A year in the sanctuary life of a moon bear
24 January 2014
Sofie Meilvang, Bear Manager at Animals Asia's sanctuary in Chengdu, China shares her thoughts and experience on how the seasons effect the moon bears and the care they are given.
In January, which is cold and grey in Chengdu, many bears start getting sleepier. Not all of our bears go on ‘”winter lock down” (WLD), a term that we use for bears shut inside the dens during the winter time. It varies from individual to individual and also from year to year. Signs of being ready for WLD also vary.
Some bears will start getting up later in the morning, their appetite will decrease and they will miss calls to go back inside as they will be snoozing in the enclosure. Some will start building nests and can sometimes seem a bit vacant or confused. It can be hard to move them between dens or weigh them, as they can suddenly forget why they are moving around or are in a weigh cage. Often they will just sit down and take a long time to move.
Other bears will increase “stereotyping” or pace in the enclosure when they are ready for WLD.
Other bears will not show any sign of winter dormancy, but will, from one day to the next, start sleeping in the enclosure. Therefore, the whole team has to keep a very close eye on potential WLD bears. If a bear goes into hibernation in the enclosure it means that we can’t go in there to clean or set up enrichment for all the other bears.
When a bear is placed on WLD they will be shut inside the dens and given lots of bedding material such as straw, hessian sacks or dried leaves so he or she can build a nice, comfortable nest in the basket. The bears don’t get any enrichment during their WLD time, but will always be offered at least one meal a day. Some will come down to eat twice while others will eat minimally for months.
Some bears pair up during the winter and become inseparable. They will share the same basket and keep each other warm. Often, when they are done with the hibernation they will split up and only pair up when it’s getting to be “that time of year” again.
When spring approaches, the bears will slowly get more active. Some will have been on WLD for up to six months, while others only sleep inside for a few weeks. Other bears go through the whole winter without sleeping any more than normal.
When bears wake up from hibernation in the wild, there will not be a lot of food to eat yet. Their appetites reflect this. When the bears at our sanctuary wake up and are let out from WLD, their appetites will still be low and will slowly increase over the following months.
When summer hits Chengdu the bears will start becoming active again. They will spend their days climbing trees, eating the new leaves and cooling down, swimming in the pool. At this time of year the bears go on to what we call “double recall”. Twice a day the bears are recalled back to the dens so the team can set up enrichment for them. During the slower winter months, we only recall them once a day. The “double recall” has been proven to decrease the stereotyping of many of the bears, as it keeps them occupied longer.
As the season shifts into the autumn the bears’ appetites peak. The bears need lots of food and we often increase their amounts from week to week. They especially crave dog food that provides them with protein and fat that helps them build up reserves for the coming winter. We have to keep a very close eye on the bears at this time of year.

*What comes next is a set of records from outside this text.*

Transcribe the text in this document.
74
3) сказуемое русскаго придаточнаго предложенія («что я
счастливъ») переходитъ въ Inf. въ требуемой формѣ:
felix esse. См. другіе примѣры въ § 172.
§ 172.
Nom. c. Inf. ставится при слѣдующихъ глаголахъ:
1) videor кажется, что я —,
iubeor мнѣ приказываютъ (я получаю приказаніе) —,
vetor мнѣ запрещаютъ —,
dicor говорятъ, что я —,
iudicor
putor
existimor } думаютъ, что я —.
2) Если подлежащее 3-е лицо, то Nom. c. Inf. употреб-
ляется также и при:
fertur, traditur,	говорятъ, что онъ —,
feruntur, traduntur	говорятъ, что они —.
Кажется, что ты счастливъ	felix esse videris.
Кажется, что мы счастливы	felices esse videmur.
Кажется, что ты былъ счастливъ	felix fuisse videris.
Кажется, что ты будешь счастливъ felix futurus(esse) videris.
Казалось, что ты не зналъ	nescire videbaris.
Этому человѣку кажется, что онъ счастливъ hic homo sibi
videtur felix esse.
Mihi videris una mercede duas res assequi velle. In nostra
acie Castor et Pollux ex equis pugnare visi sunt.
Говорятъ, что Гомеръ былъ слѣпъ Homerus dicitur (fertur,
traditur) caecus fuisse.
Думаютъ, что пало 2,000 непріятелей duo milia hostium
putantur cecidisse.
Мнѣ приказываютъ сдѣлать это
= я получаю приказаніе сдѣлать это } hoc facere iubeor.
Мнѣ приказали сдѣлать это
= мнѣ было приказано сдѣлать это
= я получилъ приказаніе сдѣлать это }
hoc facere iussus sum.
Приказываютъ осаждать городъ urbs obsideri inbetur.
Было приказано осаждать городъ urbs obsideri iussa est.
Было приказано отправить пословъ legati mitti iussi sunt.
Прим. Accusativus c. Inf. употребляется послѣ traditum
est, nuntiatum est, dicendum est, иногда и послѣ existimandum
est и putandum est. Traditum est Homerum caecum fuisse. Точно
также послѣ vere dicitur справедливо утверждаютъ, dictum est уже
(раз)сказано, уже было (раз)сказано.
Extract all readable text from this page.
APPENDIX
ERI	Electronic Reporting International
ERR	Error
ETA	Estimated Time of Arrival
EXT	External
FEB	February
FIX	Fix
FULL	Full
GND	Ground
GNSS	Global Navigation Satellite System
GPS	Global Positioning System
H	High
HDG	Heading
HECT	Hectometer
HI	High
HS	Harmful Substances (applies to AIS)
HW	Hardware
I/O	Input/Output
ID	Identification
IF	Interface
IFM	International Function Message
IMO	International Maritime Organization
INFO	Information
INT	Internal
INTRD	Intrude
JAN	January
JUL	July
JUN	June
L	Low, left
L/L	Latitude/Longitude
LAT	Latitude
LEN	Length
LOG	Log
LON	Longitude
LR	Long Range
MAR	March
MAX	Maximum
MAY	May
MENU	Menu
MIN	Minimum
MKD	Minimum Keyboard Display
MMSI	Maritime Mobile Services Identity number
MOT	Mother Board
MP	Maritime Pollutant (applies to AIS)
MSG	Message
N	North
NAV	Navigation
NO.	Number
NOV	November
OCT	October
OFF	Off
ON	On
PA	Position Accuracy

If they are not getting enough food, aggression may occur between group members. It’s a fine balance to make sure they get enough food but also are not getting too fat, which could contribute to mobility problems for the bears.
In the autumn we start feeding the bears more nuts, such as peanuts and chestnuts, to reflect what they would eat in the wild at this time of year. The nuts are given as part of the enrichment program and will be spread and hidden all over in the enclosure to encourage the bears’ foraging behavior.
In December bears’ appetites will gradually start to decrease again and the first bears will be ready to go on to WLD. Often we will see a big drop in appetite just around the beginning of the year and then we are back to where we started.